House Of Games really is one of those shows where, to explain more than the first couple of scenes, just gives too much away, such are the levels of hustling, gambling and game playing going on. Even sharing that much might be showing too much of my hand.

David Mamet’s 1987 film, adapted for the stage by Richard Bean, is set in Chicago, where no one is entirely who they seem. Nancy Carroll plays cold, dislocated and hugely successful psychiatrist Margaret Ford who, goaded by her endearingly verbose gambling addict patient Billy (Al Weaver), steps out of her ivory tower and into the much grubbier real world. Rather than talking about problems, she has to encounter them.

Carroll, with the help of the slick, suave Michael Landes as card player Mike, warms Ford up. She is a strong, confident woman thrown into a world of deceitful machismo. What follows is the tooing and froing of power games as reality fades in and out of Ford’s world.

The trick to winning at poker, we are informed, is drawing your opponent in and playing the man, not the cards. It is about confidence.
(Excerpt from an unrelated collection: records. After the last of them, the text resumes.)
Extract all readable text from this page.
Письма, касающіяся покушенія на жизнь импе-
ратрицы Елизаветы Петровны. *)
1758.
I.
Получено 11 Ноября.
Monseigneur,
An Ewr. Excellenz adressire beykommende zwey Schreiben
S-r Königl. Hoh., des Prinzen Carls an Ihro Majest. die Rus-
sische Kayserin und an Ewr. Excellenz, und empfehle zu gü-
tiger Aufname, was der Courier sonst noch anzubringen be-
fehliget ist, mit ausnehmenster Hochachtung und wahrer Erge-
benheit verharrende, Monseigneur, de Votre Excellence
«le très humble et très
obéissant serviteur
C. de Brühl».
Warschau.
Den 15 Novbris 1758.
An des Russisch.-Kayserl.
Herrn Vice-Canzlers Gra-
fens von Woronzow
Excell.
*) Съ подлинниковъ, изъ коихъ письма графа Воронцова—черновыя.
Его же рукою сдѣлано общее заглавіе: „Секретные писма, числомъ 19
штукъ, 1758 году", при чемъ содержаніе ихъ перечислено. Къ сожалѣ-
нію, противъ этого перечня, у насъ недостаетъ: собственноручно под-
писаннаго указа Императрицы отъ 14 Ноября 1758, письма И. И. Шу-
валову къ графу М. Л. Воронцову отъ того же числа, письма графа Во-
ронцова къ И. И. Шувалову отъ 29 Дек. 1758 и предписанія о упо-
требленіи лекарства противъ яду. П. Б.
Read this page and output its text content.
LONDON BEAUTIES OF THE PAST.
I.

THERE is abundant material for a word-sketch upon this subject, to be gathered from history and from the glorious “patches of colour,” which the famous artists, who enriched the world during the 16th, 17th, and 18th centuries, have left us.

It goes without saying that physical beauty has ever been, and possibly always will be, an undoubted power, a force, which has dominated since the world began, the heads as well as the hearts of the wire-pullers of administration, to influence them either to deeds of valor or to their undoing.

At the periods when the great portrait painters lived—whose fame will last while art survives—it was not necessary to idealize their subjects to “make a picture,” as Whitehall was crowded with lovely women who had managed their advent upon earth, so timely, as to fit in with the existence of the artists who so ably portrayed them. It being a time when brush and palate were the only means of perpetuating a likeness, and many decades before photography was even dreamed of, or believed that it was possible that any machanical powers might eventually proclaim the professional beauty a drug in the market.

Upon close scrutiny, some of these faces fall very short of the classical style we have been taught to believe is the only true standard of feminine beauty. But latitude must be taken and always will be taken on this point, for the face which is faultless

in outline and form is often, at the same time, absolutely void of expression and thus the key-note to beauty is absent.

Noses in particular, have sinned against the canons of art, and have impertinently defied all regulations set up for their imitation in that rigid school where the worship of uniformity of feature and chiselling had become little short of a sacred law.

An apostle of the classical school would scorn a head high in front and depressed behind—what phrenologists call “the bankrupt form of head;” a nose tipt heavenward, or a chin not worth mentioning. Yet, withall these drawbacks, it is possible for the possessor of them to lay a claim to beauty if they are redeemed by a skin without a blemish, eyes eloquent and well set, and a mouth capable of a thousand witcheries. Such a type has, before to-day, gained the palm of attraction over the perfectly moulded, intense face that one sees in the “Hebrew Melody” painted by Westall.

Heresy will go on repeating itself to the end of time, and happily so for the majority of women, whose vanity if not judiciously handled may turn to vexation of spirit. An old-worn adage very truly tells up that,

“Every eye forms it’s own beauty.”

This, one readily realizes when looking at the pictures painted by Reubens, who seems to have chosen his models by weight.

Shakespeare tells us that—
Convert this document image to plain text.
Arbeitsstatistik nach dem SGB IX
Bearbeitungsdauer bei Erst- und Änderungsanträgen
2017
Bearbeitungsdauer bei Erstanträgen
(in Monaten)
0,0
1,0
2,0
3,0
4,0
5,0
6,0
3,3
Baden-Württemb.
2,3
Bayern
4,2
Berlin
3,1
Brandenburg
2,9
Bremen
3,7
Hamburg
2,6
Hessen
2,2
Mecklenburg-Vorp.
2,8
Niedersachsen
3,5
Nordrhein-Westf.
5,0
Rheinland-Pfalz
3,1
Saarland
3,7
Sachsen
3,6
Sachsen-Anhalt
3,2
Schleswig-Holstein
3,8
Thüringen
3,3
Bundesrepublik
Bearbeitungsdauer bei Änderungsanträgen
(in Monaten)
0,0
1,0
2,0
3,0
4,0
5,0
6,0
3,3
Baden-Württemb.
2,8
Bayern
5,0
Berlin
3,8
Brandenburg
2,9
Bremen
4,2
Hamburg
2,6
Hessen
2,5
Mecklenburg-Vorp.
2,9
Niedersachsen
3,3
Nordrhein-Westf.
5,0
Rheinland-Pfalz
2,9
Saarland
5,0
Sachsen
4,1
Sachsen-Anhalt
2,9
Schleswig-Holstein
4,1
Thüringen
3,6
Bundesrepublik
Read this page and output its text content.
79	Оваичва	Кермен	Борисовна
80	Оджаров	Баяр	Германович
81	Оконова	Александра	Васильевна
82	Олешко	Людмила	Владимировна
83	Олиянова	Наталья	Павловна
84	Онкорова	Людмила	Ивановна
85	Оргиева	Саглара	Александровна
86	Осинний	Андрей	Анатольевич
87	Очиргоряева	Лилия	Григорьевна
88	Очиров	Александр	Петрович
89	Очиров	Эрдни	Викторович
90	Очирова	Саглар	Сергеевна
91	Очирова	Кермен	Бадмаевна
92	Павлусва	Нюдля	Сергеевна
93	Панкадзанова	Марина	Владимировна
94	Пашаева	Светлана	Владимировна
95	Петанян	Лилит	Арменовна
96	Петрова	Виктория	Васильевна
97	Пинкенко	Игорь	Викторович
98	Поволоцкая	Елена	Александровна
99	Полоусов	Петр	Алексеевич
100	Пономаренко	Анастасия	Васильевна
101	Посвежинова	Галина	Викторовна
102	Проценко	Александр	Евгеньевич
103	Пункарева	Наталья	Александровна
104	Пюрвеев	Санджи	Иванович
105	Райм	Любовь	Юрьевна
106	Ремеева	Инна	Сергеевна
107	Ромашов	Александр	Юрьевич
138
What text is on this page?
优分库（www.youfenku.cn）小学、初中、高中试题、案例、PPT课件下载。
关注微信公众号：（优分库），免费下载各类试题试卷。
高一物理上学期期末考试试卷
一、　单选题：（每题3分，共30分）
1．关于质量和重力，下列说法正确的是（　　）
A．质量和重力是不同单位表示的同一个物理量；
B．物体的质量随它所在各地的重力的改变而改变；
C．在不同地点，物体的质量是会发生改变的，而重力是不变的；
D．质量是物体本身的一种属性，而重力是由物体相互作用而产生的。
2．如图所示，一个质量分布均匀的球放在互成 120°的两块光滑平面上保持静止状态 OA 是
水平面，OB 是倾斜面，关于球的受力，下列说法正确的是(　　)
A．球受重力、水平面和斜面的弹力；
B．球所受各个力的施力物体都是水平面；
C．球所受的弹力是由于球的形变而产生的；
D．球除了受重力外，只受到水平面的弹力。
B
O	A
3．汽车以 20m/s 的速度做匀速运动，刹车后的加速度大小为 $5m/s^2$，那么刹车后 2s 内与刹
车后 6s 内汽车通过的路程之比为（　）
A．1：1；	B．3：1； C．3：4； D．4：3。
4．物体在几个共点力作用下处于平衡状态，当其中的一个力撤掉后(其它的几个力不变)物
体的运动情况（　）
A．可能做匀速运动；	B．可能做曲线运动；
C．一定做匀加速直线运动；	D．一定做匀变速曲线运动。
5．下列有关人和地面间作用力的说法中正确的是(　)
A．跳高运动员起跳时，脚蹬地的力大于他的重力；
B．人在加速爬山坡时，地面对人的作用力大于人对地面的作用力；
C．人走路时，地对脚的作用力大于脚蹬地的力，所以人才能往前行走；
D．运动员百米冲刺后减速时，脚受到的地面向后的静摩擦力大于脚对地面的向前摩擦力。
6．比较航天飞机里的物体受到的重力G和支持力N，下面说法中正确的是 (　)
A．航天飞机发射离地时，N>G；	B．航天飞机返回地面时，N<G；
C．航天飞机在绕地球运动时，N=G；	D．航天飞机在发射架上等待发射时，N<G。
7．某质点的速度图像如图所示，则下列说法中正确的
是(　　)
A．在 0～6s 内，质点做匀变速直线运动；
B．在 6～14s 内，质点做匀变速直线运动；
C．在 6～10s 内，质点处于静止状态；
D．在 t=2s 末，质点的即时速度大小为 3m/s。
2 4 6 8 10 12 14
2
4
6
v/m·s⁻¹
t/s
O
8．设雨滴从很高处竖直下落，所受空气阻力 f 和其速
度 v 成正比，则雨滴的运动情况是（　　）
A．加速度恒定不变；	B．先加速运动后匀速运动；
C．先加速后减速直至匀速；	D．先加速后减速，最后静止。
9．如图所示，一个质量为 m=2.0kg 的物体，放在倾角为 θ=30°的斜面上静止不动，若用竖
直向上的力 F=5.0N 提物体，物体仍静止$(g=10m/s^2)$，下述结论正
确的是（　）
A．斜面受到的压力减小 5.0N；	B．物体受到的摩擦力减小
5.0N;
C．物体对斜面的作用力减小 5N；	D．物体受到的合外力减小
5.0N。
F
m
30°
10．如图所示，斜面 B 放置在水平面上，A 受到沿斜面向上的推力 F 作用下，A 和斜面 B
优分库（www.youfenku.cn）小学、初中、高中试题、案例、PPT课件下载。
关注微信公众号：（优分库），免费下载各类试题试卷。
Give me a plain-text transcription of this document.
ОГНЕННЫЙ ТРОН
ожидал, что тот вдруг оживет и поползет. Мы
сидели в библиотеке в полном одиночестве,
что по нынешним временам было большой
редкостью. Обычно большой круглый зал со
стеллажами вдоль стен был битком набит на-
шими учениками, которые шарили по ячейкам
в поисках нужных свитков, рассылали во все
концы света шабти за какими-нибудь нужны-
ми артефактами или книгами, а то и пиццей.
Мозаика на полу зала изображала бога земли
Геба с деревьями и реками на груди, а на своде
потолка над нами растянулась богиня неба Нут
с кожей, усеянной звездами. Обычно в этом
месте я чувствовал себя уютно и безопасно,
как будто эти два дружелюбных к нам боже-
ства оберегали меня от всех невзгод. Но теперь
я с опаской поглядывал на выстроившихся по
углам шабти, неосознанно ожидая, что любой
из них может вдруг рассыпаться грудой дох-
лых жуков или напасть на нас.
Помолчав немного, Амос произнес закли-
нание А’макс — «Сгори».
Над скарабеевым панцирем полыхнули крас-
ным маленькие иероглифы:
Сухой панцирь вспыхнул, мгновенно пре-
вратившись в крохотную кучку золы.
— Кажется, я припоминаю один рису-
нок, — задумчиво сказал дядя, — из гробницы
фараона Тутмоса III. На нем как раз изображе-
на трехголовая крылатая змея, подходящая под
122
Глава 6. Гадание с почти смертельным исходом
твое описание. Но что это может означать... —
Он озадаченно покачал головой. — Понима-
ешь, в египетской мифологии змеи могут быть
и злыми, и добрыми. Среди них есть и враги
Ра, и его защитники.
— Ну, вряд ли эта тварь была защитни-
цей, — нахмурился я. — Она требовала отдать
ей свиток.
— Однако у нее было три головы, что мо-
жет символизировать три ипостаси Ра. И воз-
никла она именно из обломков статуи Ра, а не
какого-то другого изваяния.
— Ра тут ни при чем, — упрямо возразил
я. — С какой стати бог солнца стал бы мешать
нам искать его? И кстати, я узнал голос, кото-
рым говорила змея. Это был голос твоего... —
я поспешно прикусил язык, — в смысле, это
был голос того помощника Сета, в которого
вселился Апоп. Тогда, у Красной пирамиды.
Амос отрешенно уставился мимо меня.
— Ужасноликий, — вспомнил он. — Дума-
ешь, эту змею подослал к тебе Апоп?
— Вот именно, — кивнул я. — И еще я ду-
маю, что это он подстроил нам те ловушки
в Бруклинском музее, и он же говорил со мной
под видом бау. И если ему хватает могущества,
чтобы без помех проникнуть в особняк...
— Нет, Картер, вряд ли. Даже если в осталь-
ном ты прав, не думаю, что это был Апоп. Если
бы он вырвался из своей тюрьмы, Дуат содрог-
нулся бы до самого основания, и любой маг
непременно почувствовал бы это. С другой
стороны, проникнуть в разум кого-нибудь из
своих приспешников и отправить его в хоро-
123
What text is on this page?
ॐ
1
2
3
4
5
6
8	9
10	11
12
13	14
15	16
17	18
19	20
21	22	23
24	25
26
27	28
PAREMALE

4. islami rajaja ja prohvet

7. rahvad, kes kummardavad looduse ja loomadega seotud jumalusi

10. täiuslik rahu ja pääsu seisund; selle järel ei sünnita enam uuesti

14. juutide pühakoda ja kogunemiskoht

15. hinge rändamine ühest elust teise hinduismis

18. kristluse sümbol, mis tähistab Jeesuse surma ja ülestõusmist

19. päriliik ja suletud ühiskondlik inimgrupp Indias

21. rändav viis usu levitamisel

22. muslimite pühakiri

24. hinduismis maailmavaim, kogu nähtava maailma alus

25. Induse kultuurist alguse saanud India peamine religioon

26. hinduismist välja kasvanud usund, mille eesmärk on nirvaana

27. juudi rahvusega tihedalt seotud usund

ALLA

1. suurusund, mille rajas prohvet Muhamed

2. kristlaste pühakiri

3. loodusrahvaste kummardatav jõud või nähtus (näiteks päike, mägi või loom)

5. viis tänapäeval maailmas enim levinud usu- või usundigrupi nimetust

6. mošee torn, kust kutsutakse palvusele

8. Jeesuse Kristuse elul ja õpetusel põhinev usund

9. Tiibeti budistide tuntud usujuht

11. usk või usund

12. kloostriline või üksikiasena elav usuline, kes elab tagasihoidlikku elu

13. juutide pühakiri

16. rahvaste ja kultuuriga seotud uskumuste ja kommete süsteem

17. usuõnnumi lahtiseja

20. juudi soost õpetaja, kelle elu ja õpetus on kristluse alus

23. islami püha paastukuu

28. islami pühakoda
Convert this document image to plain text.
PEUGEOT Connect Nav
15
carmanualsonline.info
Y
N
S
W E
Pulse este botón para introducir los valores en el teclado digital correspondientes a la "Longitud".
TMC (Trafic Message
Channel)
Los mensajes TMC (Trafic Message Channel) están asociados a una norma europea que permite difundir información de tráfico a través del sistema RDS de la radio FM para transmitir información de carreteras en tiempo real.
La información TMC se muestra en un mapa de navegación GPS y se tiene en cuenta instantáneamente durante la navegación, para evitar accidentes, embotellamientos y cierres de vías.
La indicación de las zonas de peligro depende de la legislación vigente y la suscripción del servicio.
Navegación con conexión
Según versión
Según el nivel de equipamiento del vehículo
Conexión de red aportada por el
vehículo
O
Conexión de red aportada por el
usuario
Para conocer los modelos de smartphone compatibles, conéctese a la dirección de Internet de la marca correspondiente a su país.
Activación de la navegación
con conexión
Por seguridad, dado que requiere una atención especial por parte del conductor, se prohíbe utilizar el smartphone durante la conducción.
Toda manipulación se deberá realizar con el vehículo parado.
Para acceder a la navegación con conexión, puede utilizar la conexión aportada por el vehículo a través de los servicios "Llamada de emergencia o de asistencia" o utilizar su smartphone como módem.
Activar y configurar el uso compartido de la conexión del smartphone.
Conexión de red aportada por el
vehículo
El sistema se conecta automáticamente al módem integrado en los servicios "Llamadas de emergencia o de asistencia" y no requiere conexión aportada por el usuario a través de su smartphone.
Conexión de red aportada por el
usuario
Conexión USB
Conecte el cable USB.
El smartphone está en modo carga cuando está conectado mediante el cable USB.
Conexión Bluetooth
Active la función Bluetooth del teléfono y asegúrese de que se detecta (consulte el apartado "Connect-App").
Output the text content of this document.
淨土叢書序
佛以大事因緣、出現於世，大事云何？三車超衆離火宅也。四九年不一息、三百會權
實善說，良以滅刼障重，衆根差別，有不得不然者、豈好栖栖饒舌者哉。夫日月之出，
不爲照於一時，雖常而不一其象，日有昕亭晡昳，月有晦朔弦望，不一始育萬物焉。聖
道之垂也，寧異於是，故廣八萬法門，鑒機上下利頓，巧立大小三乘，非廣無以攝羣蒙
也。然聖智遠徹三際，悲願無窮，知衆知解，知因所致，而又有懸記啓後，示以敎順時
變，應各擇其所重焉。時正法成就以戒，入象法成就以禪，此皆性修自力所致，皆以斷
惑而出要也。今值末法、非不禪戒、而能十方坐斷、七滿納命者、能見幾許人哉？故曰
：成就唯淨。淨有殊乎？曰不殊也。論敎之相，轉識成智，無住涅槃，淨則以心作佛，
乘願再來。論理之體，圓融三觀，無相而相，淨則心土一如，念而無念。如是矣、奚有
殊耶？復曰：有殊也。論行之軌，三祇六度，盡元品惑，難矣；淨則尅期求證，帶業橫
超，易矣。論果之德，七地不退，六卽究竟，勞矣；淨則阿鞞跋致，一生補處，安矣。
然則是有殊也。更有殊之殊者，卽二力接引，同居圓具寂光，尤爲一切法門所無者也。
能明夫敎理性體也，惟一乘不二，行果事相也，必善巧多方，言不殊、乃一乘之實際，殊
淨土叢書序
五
House Of Games works the same way, it gives the audience a little bit, just enough to build their belief, then hits with the sucker punch. Everyone is likeable, from the suited Mike to Dermot Crowley’s elder statesman Joey and John Marquez’s Bobby, who is always one step behind but steals many of the best comic lines as a result, at one point likening his friend to “The gay one in the Village People”. 
                                                    
Director Lindsay Posner keeps the action moving along swiftly on Peter Mackintosh’s basement bar set, all red wood and dirty checked floor. Django Bates’s music, played on a perfectly suited blues guitar, augments the atmospherics, drawing us deeper into the seedy underworld.

Maybe it was just because I had a fair idea of the plot that, after an hour in House Of Games’s company I could read its tells and spot when it was bluffing. At least, I thought I could. Maybe that was a bluff too, because the final scene, the most truthful in the whole show, came as a real surprise.